同じ都民健康調査では、男性の非飲酒者の割合も、大きく伸びている。酒を一切「飲まない」という男性都民は、1984年度が12%だったのに対して、2024年度は20%である。また2024年度調査では、酒を飲むのを「やめた」と答えた男性も、別に5%存在した。
ただ、この穴を埋めるように、女性の習慣的な飲み手は都市において増えている。1984年度の東京都健康調査では、女性の回答者549人のうち、週3日以上飲むのは15%しかいなかった。対して2024年度の調査では、女性回答者1047人の20%が、週に3日以上は酒を飲むと答えている。
警察の保護泥酔者に、多数の女性が含まれていることも、21世紀の大都市の特徴の1つにあげられる。
19世紀後半から20世紀後半まで、東京の泥酔者の大多数は、男性で構成され続けていた。たとえば1880年度の東京府で救護された「酔倒人」2643人のうち、女性は2%(64人)。80年後(1960年度)の東京でも、保護泥酔者1万2392人のうち、女性の酔っぱらいは6%(835人)しかいなかった(『東京警視本署事務年表』1880年度、『防犯部年報』1960年度)。

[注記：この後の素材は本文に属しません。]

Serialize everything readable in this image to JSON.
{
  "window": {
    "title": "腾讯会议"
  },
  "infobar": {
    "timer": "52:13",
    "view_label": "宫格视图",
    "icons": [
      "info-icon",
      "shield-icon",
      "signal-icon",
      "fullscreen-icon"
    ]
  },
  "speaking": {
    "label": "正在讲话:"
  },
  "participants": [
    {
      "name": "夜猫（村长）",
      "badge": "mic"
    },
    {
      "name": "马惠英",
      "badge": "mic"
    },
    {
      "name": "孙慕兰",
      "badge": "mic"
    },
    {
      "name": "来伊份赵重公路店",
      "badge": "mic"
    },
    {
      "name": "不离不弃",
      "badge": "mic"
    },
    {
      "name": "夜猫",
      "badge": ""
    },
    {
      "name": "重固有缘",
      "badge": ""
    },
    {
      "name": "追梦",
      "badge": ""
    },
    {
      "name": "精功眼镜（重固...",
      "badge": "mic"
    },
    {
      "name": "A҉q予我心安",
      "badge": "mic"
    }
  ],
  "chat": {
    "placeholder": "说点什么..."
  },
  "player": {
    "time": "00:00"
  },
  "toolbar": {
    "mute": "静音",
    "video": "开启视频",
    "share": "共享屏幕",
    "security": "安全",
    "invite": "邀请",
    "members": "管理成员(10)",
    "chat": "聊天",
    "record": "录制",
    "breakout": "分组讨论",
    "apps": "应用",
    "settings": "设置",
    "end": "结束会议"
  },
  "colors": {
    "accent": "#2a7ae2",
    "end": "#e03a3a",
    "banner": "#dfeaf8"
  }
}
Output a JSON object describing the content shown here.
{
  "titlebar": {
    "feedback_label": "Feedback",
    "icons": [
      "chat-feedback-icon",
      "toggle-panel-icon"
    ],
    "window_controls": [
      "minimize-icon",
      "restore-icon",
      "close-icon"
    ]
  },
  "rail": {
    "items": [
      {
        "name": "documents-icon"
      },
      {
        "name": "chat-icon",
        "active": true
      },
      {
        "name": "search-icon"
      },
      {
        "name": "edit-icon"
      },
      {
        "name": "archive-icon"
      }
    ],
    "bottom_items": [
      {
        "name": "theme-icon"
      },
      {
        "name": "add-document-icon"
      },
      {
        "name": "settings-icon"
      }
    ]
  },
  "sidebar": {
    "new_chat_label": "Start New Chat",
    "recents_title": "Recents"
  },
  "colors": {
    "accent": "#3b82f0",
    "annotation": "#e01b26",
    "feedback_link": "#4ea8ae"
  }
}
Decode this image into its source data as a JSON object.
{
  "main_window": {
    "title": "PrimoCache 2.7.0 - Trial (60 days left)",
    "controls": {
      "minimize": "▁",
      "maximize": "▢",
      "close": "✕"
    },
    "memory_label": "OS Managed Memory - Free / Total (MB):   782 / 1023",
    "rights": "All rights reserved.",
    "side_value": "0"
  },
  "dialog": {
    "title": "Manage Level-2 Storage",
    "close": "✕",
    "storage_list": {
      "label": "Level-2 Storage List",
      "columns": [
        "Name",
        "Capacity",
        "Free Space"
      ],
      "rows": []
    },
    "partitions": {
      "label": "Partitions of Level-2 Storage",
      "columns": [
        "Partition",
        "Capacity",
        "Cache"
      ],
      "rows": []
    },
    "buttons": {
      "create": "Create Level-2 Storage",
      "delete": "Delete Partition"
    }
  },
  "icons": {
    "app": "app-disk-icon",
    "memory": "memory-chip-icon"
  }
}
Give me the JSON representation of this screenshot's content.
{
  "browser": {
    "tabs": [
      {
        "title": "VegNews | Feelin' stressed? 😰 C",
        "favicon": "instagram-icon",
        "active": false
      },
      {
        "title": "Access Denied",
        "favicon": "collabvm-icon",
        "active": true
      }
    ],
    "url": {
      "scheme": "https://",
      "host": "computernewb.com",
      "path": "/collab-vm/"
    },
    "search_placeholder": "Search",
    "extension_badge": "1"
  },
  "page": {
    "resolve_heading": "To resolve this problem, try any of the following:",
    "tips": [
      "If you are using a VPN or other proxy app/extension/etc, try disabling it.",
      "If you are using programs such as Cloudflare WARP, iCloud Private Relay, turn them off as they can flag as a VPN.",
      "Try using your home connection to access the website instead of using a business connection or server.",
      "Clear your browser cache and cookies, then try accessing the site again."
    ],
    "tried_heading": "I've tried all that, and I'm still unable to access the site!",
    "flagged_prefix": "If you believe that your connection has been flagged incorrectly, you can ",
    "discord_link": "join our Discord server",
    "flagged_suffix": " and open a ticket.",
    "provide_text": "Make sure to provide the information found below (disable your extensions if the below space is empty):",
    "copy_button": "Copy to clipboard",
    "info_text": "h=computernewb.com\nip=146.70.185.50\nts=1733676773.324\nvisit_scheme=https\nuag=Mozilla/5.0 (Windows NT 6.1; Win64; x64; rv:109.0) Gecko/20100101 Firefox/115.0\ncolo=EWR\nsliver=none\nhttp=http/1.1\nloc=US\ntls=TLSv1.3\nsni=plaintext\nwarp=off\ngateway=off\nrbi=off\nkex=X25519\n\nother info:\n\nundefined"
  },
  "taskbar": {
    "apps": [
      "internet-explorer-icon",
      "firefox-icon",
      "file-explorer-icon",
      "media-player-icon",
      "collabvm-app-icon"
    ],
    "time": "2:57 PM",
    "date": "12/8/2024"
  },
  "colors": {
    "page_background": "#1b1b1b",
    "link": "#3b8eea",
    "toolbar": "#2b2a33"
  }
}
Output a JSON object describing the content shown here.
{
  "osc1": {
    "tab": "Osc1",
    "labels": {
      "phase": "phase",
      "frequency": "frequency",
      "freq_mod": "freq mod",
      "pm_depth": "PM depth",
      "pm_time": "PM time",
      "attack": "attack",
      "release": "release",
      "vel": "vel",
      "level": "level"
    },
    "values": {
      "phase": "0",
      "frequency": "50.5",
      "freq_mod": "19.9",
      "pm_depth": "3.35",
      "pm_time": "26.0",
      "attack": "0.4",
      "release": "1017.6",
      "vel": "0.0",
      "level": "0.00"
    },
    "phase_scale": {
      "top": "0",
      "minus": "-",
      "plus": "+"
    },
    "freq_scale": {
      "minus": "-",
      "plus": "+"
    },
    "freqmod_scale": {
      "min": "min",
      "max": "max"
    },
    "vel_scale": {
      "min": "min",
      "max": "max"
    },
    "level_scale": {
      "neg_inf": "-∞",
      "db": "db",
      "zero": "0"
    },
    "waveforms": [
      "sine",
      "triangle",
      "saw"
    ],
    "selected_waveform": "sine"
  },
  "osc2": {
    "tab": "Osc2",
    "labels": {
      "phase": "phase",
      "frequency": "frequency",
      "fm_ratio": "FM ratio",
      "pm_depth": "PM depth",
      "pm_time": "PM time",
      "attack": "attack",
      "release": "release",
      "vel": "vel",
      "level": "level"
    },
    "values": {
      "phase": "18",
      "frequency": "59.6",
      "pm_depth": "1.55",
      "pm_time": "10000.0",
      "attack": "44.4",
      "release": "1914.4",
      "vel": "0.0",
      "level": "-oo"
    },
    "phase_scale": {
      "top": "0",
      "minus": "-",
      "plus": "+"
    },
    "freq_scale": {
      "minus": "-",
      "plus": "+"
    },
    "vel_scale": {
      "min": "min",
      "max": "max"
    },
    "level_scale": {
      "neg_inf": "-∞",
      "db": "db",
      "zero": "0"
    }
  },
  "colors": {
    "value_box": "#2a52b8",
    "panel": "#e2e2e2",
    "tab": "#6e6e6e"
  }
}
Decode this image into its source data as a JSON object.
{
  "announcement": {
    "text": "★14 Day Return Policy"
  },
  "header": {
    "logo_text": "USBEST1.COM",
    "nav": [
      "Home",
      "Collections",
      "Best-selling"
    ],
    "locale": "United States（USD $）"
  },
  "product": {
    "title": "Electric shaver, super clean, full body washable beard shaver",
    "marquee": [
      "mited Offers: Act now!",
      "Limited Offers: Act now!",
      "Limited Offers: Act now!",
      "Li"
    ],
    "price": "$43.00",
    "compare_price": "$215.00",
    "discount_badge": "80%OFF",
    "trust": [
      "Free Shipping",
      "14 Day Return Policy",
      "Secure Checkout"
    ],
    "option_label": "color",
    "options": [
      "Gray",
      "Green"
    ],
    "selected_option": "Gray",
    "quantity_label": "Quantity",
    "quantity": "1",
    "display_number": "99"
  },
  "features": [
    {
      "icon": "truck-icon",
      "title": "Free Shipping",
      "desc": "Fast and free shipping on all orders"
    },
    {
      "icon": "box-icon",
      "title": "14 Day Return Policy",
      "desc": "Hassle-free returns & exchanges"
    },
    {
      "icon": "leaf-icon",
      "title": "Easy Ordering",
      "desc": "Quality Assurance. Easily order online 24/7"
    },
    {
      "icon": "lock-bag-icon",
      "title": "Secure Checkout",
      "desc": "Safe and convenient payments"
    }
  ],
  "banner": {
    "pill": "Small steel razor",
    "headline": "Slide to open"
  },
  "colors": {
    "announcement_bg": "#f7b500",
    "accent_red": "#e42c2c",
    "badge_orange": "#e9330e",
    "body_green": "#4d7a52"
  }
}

それが、21世紀の東京では、事情が大きく変わりはじめている。たとえば2010年度に警視庁が保護した泥酔者・酩酊者1万1106人のうち、1838人は女性で、全体の16%を構成した。2023年度の場合も、保護泥酔者・酩酊者1万3317人の19%(2636人)は女性の酔っぱらいである。つまり東京に限っていえば、21世紀の酩酊文化は、男性勤労者特有の文化として、論じがたくなっている(『警視庁の統計』2010年度、2023年度)。